The crowds are moving online and they won't go back. Last year Amazon raked in $3.3b in Black Friday sales and another $3.4b on 'Cyber Monday' in the US alone. It's expected that the company helmed by the world's richest man will beat those eye-watering figures by a whopping 20% this year -
despite facing strikes in its Italian and German facilities.
And yet, the current weekend-long spree is dwarfed by another retail contrivance; Single's Day in China. Initially established to encourage people to be proud of singlehood, the annual celebration on November 11 has been entirely coopted by online retail. China's biggest online retailer
Alibaba made $25b across its websites on Singles Day this year. Even more interesting is the fact that 93% of purchases were conducted on mobile phones.
And still, Alibaba itself was beaten in the race to become the first Chinese company with a market capitalisation of $500b. That honour went to
Pony Ma's Tencent which burst into the exclusive club this week, nudging out Facebook to become the world's fifth biggest corporation by market capitalisation. Tencent now sits amongst the rarefied air of America's tech giants. And as with Alibaba, Tencent's customers interact with the conglomerate almost solely through the screens of their mobile phones.
The trajectory of these technology powerhouses is arresting. The scale and speed of growth being achieved by them has never been seen before. Nor have governments or regulators ever had to contend with such rapid change. Which begs the question of whether these companies can be expected to regulate themselves.
Enter Uber. For the nth time this year the company was yet again at the centre of a scandal this week. The news couldn't have come at a worse time for Uber as it attempts to secure
$10b in funding from SoftBank. New (and widely respected) CEO Dara Khosrowshahi disclosed that there had been a massive breach of the company's servers by hackers who had stolen the details of 57 million customers and drivers. The most galling fact is that the breach occurred last year and had been covered up by senior management. Needless to say
regulators worldwide are opening investigations. Just a few weeks ago Facebook and Google too were hauled in for questioning, about their respective roles in the subversion of the US election and the Brexit vote. And Twitter even now sits in the penalty box for allowing online trolls and terrorists alike to use and abuse its services. So self-regulation clearly won't be the answer.
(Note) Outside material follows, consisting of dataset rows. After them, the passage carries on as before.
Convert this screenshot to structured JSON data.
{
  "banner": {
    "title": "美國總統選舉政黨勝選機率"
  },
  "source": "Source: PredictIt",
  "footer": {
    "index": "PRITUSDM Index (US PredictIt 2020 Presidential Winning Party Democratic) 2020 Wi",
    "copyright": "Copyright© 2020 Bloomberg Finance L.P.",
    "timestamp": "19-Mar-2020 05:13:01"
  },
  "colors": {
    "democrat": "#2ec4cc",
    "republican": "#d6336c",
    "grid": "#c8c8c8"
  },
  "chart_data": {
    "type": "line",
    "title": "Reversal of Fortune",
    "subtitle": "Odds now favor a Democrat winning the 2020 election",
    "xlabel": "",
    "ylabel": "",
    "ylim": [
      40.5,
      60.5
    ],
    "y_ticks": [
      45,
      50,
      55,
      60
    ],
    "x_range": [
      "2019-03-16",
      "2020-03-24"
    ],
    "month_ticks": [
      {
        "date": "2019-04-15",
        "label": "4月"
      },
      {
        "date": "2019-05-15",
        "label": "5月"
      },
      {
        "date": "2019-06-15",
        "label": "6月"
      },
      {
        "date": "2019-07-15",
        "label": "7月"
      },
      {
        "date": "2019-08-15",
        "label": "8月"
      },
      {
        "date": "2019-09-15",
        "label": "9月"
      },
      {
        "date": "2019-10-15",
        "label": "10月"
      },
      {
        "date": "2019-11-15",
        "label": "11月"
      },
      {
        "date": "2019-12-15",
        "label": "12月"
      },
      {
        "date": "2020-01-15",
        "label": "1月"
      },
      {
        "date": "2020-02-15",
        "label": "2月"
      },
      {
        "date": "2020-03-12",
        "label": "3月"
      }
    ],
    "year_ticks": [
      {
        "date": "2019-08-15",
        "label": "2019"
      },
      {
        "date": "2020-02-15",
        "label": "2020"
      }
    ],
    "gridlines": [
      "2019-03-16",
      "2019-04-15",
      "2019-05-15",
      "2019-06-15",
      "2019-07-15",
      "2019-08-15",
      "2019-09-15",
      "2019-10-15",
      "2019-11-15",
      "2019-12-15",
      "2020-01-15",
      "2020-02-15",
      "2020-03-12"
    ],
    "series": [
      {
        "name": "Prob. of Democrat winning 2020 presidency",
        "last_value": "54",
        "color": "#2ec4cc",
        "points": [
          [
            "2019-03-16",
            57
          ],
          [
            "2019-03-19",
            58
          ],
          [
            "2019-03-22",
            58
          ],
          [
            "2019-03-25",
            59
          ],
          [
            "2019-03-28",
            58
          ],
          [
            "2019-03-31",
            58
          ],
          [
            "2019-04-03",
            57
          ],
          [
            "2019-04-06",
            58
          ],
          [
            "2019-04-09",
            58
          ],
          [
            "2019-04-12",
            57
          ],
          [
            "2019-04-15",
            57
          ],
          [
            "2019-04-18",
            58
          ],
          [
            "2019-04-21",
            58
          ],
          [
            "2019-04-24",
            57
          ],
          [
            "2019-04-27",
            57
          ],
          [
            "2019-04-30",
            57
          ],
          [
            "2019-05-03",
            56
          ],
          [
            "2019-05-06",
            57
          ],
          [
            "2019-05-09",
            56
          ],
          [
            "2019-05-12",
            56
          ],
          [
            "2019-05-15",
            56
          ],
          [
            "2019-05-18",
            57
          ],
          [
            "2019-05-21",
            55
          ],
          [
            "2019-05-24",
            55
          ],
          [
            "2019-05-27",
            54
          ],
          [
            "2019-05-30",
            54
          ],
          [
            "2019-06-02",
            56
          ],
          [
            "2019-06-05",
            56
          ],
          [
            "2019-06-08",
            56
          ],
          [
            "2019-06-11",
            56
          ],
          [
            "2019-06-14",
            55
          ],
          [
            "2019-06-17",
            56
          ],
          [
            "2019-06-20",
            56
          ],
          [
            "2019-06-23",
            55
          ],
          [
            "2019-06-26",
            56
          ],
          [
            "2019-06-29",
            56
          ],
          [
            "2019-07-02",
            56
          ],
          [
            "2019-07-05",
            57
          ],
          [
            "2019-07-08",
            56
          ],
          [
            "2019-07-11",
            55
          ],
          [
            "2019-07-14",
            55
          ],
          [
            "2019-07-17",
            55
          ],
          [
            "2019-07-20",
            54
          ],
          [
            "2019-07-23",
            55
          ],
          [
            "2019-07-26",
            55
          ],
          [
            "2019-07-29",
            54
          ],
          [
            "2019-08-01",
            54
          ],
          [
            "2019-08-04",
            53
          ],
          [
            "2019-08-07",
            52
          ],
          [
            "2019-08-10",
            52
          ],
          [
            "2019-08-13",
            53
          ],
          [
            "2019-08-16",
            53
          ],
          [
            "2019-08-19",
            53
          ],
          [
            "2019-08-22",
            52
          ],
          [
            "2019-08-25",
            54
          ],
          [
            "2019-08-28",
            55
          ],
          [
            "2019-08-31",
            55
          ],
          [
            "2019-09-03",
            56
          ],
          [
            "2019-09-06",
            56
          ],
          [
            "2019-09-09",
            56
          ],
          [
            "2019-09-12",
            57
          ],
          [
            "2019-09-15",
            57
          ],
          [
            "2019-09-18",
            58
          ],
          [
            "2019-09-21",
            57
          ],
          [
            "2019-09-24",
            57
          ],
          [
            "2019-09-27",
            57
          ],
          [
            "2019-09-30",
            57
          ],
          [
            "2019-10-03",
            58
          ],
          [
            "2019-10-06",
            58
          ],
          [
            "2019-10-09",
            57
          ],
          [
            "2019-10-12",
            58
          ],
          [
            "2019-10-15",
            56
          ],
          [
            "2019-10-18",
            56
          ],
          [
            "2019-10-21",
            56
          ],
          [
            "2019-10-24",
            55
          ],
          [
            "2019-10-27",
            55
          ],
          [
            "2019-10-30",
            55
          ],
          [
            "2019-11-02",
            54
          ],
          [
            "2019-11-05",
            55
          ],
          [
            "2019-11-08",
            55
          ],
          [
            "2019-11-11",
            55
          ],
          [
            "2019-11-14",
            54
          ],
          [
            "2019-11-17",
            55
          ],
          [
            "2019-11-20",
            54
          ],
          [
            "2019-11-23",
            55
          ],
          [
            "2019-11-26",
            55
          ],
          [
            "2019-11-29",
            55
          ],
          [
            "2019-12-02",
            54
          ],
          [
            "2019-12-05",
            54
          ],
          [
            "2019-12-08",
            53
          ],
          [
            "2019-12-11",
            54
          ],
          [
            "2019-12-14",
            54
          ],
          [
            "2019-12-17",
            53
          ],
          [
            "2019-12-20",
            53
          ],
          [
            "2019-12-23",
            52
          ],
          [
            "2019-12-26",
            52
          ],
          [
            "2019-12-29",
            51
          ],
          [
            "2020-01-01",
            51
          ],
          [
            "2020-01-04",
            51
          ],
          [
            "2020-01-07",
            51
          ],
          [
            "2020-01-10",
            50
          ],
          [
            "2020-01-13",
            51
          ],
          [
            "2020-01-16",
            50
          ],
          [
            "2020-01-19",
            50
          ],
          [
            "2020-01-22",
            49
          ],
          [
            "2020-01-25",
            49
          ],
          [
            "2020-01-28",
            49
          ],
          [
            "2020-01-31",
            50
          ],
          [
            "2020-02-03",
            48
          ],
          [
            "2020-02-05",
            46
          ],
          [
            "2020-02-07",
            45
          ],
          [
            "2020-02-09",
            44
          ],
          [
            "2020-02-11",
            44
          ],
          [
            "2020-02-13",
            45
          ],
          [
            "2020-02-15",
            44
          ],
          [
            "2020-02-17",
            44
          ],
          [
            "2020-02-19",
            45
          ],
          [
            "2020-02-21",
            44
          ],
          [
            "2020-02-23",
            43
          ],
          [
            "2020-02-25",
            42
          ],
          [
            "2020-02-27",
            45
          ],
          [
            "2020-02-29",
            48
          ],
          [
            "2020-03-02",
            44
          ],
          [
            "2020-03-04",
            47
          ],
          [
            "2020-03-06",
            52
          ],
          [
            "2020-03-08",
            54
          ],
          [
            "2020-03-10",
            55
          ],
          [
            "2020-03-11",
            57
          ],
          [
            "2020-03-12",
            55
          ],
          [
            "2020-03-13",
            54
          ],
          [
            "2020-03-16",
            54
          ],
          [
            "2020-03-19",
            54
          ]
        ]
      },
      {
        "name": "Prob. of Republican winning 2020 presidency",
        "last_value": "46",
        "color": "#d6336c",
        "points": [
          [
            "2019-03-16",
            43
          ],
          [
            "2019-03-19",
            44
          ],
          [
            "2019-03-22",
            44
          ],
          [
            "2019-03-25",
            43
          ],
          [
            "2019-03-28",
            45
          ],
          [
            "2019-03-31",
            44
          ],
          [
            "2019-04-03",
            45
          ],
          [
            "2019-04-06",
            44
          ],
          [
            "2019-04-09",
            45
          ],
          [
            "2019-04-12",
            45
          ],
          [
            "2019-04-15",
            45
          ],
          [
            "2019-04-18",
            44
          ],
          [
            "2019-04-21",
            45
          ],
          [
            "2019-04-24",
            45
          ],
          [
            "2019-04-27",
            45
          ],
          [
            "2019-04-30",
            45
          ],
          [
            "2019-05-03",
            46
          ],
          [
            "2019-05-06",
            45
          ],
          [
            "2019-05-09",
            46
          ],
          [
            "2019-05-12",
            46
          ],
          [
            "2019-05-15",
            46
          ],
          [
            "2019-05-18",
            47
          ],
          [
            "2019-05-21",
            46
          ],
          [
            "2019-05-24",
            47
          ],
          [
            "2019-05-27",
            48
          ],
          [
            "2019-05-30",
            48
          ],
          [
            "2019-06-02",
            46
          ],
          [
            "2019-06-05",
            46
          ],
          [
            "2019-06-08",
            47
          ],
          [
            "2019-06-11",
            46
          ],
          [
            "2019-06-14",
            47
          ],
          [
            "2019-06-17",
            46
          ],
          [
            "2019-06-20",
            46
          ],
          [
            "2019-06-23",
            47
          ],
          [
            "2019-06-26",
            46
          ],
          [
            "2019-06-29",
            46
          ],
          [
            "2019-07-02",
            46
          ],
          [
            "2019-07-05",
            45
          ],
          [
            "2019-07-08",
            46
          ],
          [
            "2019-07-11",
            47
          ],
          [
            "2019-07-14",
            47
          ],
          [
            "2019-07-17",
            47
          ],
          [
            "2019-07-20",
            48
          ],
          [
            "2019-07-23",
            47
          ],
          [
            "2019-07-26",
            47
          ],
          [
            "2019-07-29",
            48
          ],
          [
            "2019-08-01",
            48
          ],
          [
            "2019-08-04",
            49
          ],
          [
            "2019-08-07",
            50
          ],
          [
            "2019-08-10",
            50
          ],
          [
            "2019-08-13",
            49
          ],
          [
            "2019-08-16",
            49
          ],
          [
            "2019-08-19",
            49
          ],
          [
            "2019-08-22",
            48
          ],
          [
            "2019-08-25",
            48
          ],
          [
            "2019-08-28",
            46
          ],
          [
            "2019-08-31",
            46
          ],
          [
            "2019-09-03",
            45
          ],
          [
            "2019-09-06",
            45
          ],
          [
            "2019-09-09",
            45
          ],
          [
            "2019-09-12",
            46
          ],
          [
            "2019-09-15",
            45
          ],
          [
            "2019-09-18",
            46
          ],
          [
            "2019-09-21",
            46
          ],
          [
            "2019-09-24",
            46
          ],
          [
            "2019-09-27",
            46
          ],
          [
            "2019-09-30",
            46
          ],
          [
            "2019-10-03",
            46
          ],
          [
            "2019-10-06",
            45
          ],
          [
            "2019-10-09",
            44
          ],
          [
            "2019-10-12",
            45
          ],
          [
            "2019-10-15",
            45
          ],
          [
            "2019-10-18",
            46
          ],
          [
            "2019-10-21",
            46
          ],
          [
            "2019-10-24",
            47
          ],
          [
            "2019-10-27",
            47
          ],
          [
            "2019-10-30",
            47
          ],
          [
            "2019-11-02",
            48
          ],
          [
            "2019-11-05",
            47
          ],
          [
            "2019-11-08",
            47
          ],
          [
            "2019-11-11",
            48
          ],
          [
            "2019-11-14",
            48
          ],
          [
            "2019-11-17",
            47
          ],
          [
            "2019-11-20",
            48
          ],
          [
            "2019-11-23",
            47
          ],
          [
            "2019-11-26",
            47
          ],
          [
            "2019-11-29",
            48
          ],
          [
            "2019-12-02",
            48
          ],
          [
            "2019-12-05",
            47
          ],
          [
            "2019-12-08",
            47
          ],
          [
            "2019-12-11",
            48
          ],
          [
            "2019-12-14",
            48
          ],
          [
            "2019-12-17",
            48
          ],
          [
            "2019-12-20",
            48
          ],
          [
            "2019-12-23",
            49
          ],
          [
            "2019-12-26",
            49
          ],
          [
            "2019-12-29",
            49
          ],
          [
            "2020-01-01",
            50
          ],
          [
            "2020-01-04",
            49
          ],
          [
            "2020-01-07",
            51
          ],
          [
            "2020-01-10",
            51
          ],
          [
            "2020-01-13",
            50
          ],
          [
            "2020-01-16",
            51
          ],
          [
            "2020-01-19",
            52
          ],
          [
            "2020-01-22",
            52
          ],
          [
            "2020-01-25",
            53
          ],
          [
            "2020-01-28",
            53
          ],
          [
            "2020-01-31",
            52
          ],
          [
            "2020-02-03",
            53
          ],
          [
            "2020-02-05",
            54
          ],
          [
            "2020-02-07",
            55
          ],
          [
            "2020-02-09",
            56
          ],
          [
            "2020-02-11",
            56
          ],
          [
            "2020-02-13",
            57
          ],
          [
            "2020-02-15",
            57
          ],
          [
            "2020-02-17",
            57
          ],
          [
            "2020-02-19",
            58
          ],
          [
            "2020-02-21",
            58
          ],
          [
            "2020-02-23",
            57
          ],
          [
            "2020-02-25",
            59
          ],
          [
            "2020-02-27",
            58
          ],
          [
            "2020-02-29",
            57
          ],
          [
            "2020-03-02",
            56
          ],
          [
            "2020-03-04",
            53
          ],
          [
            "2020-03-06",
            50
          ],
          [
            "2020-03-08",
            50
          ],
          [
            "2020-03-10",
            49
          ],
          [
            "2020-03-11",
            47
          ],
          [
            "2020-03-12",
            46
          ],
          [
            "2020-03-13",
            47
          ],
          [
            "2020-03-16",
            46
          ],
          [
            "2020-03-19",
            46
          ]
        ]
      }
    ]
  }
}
But even when they are forced to play by the rules these companies still find ways to bend them to their advantage. Right now a huge clash is looming in the world of entertainment. Having been hammered by the Silicon Valley disruptors who provide many of their core services for free, legacy telco operators in the US are playing one of the few cards they have left: defence. America's biggest internet service providers (ISPs) are in a race to buy up media companies and create hybrids that can stand a chance against competitors like Netflix, Amazon and Apple.
Back in 2009 Comcast had put the ball in motion by merging with NBC to create a vertically integrated operation that not only created content but also owned the pipes that distributed it to customers. Now AT&T is aiming to bring Time Warner under its wing. However, this week the Department of Justice sued to stop the merger on the basis of anti-trust violations. The
tech giants are watching intently, having reaped the harvest of a soft regulatory environment for years; swallowing or crushing whatever was in their path.
On the other hand, AT&T (and Comcast for that matter) was also handed a huge victory this week when the Federal Communications Commission
proposed to wind back Obama-era net neutrality protections. The restrictions have prevented ISPs from slowing down access to some sites (and charging companies that want to get back into the 'fast lane'). This means that ISPs will find themselves with a brand new revenue source - charging the very companies that have disrupted them.
Unsurprisingly, nearly all technology companies oppose the move, citing the deterioration of consumer services and experiences as the issue they are most worried about. In fact, this week India's technology minister told a conference that,
"[the] internet is supposed to be democratic... therefore the right of access is non-negotiable". But his statement couldn't be more wrong. As Vladimir Putin might attest, the internet is anything but democratic.
In the end, our rhetoric about the internet has always had a chimerical, wishful quality to it: more connections, more freedom, more communication, more choice, more entertainment. It's becoming evident that this transformative power is not without its drawbacks. And given the staggering concentration of power and influence among these corporations, it appears the situation will get worse before it gets better.